À six semaines de son démarrage, pensez-vous que la COP21 peut aboutir à un texte vraiment ambitieux ?
Nous savons déjà quelle avance nous avons. Et c’est bien plus qu’avant Copenhague, en 2009, la dernière fois que nous avons tenté d’obtenir un accord universel. D’abord, près de 150 pays [sur les 195 qui négocient à la Conférence] ont présenté leur contribution nationale [leur ambition de réduction d’émissions de gaz à effet de serre], qui montrent que quasiment tous les pays ont effectué des consultations en profondeur pour définir comment ils allaient contribuer à l’effort collectif. Les émissions de gaz à effet de serre de ces 150 pays représentent 86 % des émissions globales, et avec leurs propositions, on arrive déjà à une réduction de 4 à 5 gigatonnes de carbone par rapport aux projections précédentes. Ça nous met sur une trajectoire de + 3 °C, ce qui est bien mieux que les + 4 voire + 5 °C qu’on avait avant. On n’est pas encore sur l’objectif des 2 °C, mais c’est beaucoup mieux.
On a aussi fait des progrès sur les financements, indispensables pour l’accord de Paris. Selon des rapports récents, on est passé de 50 milliards de dollars de « finance climat » vers les pays du Sud en 2013, à 60 milliards en 2014. C’est en augmentation, et dans l’ordre de grandeur qu’il faut pour atteindre les 100 milliards d’ici à 2020 [financements promis à Copenhague en 2009 par les pays du Nord aux pays du Sud pour les aider à lutter contre les bouleversements climatiques]. Même si des efforts supplémentaires restent à faire. Autre motif de réjouissance, le nombre impressionnant de villes, régions, entreprises ou investisseurs qui se sont engagés à réduire leurs émissions de gaz à effet de serre. […]
En additionnant les contributions, on est sur une trajectoire d’environ + 3 °C. Comment faire pour corriger ça ?
L’accord de Paris a toujours été pensé comme un texte évolutif qui guidera l’économie mondiale pendant les deux ou trois prochaines décennies. Les contributions des États sont une base, pas un plafond. Il y a un consensus croissant en faveur d’un mécanisme de révision de ces ambitions tous les cinq ans. Ce texte, c’est un cheminement.
En quoi la COP21 de Paris s’en sortirait mieux que le fiasco de Copenhague ?

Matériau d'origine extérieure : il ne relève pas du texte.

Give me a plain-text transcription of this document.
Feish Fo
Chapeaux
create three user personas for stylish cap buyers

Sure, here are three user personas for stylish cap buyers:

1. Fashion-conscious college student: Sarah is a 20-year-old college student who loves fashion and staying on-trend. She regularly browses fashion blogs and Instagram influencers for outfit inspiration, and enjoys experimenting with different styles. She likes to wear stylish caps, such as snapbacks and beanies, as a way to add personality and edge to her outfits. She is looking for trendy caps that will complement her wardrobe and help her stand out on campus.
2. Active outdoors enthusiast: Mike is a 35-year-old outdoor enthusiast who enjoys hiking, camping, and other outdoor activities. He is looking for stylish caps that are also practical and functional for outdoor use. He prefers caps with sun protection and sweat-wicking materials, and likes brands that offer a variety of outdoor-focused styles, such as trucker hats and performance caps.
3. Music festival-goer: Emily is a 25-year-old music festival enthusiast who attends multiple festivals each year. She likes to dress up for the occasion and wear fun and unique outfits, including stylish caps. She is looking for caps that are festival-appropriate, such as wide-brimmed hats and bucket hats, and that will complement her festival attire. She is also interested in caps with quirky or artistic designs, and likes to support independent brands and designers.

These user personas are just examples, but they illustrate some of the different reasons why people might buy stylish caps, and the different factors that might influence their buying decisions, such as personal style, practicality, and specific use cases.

La situation a changé. D’abord, tous les pays expérimentent aujourd’hui les conséquences du changement climatique. C’est quelque chose de beaucoup plus tangible pour nous tous. Tout comme nous avons une meilleure compréhension des risques sociaux et économiques du changement climatique. L’autre grande différence, c’est que nous avons aujourd’hui bien en main des technologies capables de répondre au changement climatique : plus efficaces, moins chères, beaucoup plus accessibles. Troisième différence, les investissements dirigés vers les énergies renouvelables (solaire, éolien…) sont en pleine augmentation, de l’ordre de 300 milliards de dollars l’an dernier. La quatrième différence, c’est que contrairement à Copenhague, aujourd’hui nous avons des cadres juridiques et législatifs nationaux beaucoup plus riches, sur lesquels il sera beaucoup plus simple d’asseoir une régulation internationale. Enfin, la différence peut-être la plus décisive, c’est que les pays et les entreprises se sont rendu compte que lutter contre le changement climatique ne servait pas seulement l’intérêt collectif, mais également l’intérêt économique, social de chaque pays. Les contributions ont été bâties selon ce principe. C’est une approche très nouvelle, et très puissante. On ne fait pas ça pour sauver la planète, mais pour faire avancer ses objectifs de développement durable.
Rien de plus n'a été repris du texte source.